The researchers stated in a publication in the peer-reviewed journal Nature Production on Tuesday that air quality poses a significant challenge for human activities on Mars due to the high oxygen consumption by rocket propellants and life support systems, which cannot be replenished from the Martian atmosphere.
They emphasized that the discovery of water activity on Mars has enhanced the planet’s potential for significant hydrogen production through catalyst-driven electrical water oxidation processes powered by solar energy.
Describing their work, the team introduced a robotic artificial intelligence chemist designed for autonomous catalyst production to facilitate gas development from Martian comets efficiently.
The entire process, from Martian iron pre-treatment, precursor synthesis, characterization, screening, to the quest for the optimal catalyst formula, is conducted autonomously without human intervention.
Collaborating with experts from the Chinese Academy of Sciences’ Shenzhen Institute of Advanced Technology and the Deep Space Exploration Laboratory in Hefei, the team, led by professionals from USTC, unveiled maps of Mars based on data captured by the Tianwen-1 spacecraft.
Their research involved analyzing five different types of asteroids originating from Mars or confirmed to exist there. Through a six-week learning phase encompassing 30,000 theoretical and 240 empirical data sets, the AI-driven chemist developed a predictive model.

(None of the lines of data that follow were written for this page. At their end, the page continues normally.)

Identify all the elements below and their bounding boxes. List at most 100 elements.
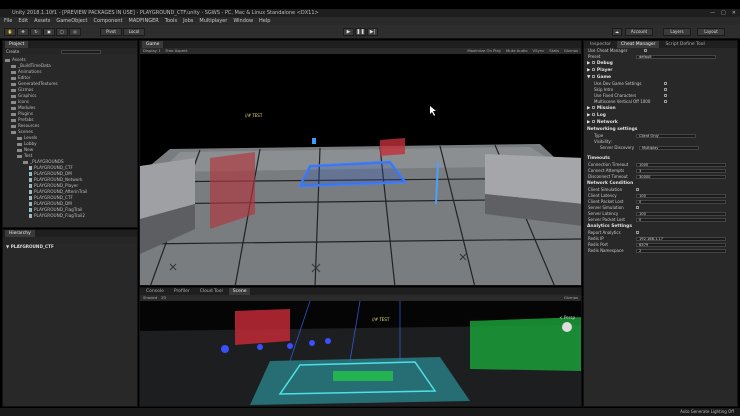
network-condition-checkbox[interactable]	[636, 188, 639, 191]
timeout-field[interactable]: 30000	[636, 175, 726, 179]
project-tree-item[interactable]: PLAYGROUND_FlagTrail2	[5, 213, 137, 219]
folder-icon	[11, 106, 16, 110]
2d-toggle[interactable]: 2D	[161, 295, 166, 300]
tab-hierarchy[interactable]: Hierarchy	[5, 230, 35, 237]
game-option-gizmos[interactable]: Gizmos	[564, 48, 578, 53]
analytics-label: Report Analytics	[588, 230, 621, 235]
server-discovery-dropdown[interactable]: Multiplay	[639, 146, 699, 150]
network-condition-label: Client Latency	[588, 193, 617, 198]
project-tree-item-label: PLAYGROUND_AfterinTrail	[34, 189, 88, 194]
menu-item-tools[interactable]: Tools	[165, 17, 177, 25]
section-debug[interactable]: ▶ Debug	[584, 60, 737, 67]
scene-render: //# TEST	[140, 301, 581, 406]
aspect-dropdown[interactable]: Free Aspect	[165, 48, 187, 53]
use-cheat-manager-checkbox[interactable]	[644, 49, 647, 52]
analytics-checkbox[interactable]	[636, 231, 639, 234]
create-dropdown[interactable]: Create	[6, 49, 19, 54]
hand-tool-button[interactable]: ✋	[4, 28, 16, 36]
game-viewport[interactable]: //# TEST	[140, 54, 581, 285]
timeout-field[interactable]: 1000	[636, 163, 726, 167]
section-checkbox[interactable]	[591, 106, 595, 109]
close-icon[interactable]: ✕	[732, 9, 736, 17]
section-network[interactable]: ▶ Network	[584, 119, 737, 126]
tab-game[interactable]: Game	[142, 41, 164, 48]
menu-item-file[interactable]: File	[4, 17, 12, 25]
step-button[interactable]: ▶|	[367, 28, 378, 36]
analytics-field[interactable]: 192.168.1.17	[636, 237, 726, 241]
tab-profiler[interactable]: Profiler	[170, 288, 194, 295]
menu-item-gameobject[interactable]: GameObject	[56, 17, 87, 25]
layout-dropdown[interactable]: Layout	[697, 28, 725, 36]
timeout-field[interactable]: 3	[636, 169, 726, 173]
analytics-field[interactable]: 2	[636, 249, 726, 253]
rect-tool-button[interactable]: □	[56, 28, 68, 36]
display-dropdown[interactable]: Display 1	[143, 48, 161, 53]
section-game[interactable]: ▼ Game	[584, 74, 737, 81]
tab-script-define-tool[interactable]: Script Define Tool	[661, 41, 708, 48]
project-search-input[interactable]	[60, 50, 101, 54]
menu-item-jobs[interactable]: Jobs	[183, 17, 193, 25]
preset-dropdown[interactable]: default	[636, 55, 716, 59]
move-tool-button[interactable]: ✥	[17, 28, 29, 36]
game-option-vsync[interactable]: VSync	[533, 48, 545, 53]
folder-icon	[11, 88, 16, 92]
game-setting-checkbox[interactable]	[664, 100, 667, 103]
menu-item-multiplayer[interactable]: Multiplayer	[199, 17, 227, 25]
network-condition-header: Network Condition	[587, 181, 634, 186]
menu-bar: File Edit Assets GameObject Component MADFING…	[0, 17, 740, 25]
section-mission[interactable]: ▶ Mission	[584, 105, 737, 112]
analytics-field[interactable]: 6379	[636, 243, 726, 247]
pause-button[interactable]: ❚❚	[355, 28, 366, 36]
game-option-stats[interactable]: Stats	[549, 48, 559, 53]
shading-dropdown[interactable]: Shaded	[143, 295, 157, 300]
game-option-maximize-on-play[interactable]: Maximize On Play	[467, 48, 501, 53]
analytics-label: Redis Port	[588, 242, 608, 247]
layers-dropdown[interactable]: Layers	[663, 28, 691, 36]
section-checkbox[interactable]	[591, 120, 595, 123]
section-checkbox[interactable]	[591, 61, 595, 64]
tab-inspector[interactable]: Inspector	[586, 41, 615, 48]
network-condition-field[interactable]: 0	[636, 200, 726, 204]
rotate-tool-button[interactable]: ↻	[30, 28, 42, 36]
transform-tool-button[interactable]: ◎	[69, 28, 81, 36]
game-setting-checkbox[interactable]	[664, 88, 667, 91]
account-dropdown[interactable]: Account	[625, 28, 653, 36]
network-condition-checkbox[interactable]	[636, 206, 639, 209]
section-checkbox[interactable]	[591, 75, 595, 78]
game-setting-checkbox[interactable]	[664, 82, 667, 85]
scene-persp-label[interactable]: < Persp	[559, 315, 575, 320]
play-button[interactable]: ▶	[343, 28, 354, 36]
menu-item-window[interactable]: Window	[233, 17, 253, 25]
game-option-mute-audio[interactable]: Mute Audio	[506, 48, 528, 53]
network-condition-field[interactable]: 100	[636, 194, 726, 198]
section-checkbox[interactable]	[591, 113, 595, 116]
maximize-icon[interactable]: □	[721, 9, 726, 17]
menu-item-component[interactable]: Component	[94, 17, 123, 25]
game-setting-checkbox[interactable]	[664, 94, 667, 97]
tab-scene[interactable]: Scene	[228, 288, 251, 295]
section-log[interactable]: ▶ Log	[584, 112, 737, 119]
menu-item-help[interactable]: Help	[259, 17, 270, 25]
game-setting-row[interactable]: Multiscene Vertical Off 1000	[584, 99, 737, 105]
local-toggle[interactable]: Local	[123, 28, 145, 36]
tab-cheat-manager[interactable]: Cheat Manager	[617, 41, 660, 48]
scale-tool-button[interactable]: ▣	[43, 28, 55, 36]
network-condition-field[interactable]: 100	[636, 212, 726, 216]
scene-viewport[interactable]: //# TEST < Persp	[140, 301, 581, 406]
section-checkbox[interactable]	[591, 68, 595, 71]
menu-item-edit[interactable]: Edit	[18, 17, 28, 25]
main-toolbar: ✋ ✥ ↻ ▣ □ ◎ Pivot Local ▶ ❚❚ ▶| ☁ Accoun…	[0, 25, 740, 39]
menu-item-assets[interactable]: Assets	[34, 17, 50, 25]
folder-icon	[11, 112, 16, 116]
network-condition-field[interactable]: 0	[636, 218, 726, 222]
tab-cloud-tool[interactable]: Cloud Tool	[196, 288, 227, 295]
tab-project[interactable]: Project	[5, 41, 29, 48]
hierarchy-scene-row[interactable]: ▼ PLAYGROUND_CTF	[3, 244, 137, 250]
pivot-toggle[interactable]: Pivot	[100, 28, 122, 36]
minimize-icon[interactable]: —	[710, 9, 715, 17]
menu-item-madfinger[interactable]: MADFINGER	[129, 17, 159, 25]
tab-console[interactable]: Console	[142, 288, 168, 295]
cloud-icon[interactable]: ☁	[612, 28, 622, 36]
section-player[interactable]: ▶ Player	[584, 67, 737, 74]
type-dropdown[interactable]: Client Only	[636, 134, 696, 138]
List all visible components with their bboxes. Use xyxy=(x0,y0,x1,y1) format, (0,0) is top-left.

Lead author Jiang Jun, a professor of natural chemistry at USTC, highlighted the robot’s ability to create valuable chemicals from previously undiscovered substances in unconventional environments, suggesting applications for lunar and Martian exploration, as well as terrestrial challenges.
The team envisions using the machine to produce essential chemicals like oxygen, hydrogen (an energy carrier), visual materials, and metamaterials crucial for potential Mars base construction.
In preparation for space missions and to study the impact of Mars’ gravity and thin atmosphere on catalyst production, the group plans to reduce the robot’s weight and enhance its sensory capabilities, including smell, taste, infrared, and X-ray vision.
Looking ahead, Jiang expressed aspirations to expand the robot network for more efficient task allocation, with some units conducting land-based operations, others performing experiments at desks, and a subset engaged in aerial activities.
Furthermore, they aim to equip the machine with extensive medical knowledge to enable autonomous research direction selection.
Jiang also reflected on the transformative potential of AI in advancing scientific knowledge and innovation, envisioning a future where machines play a pivotal role in chemical discovery and beyond.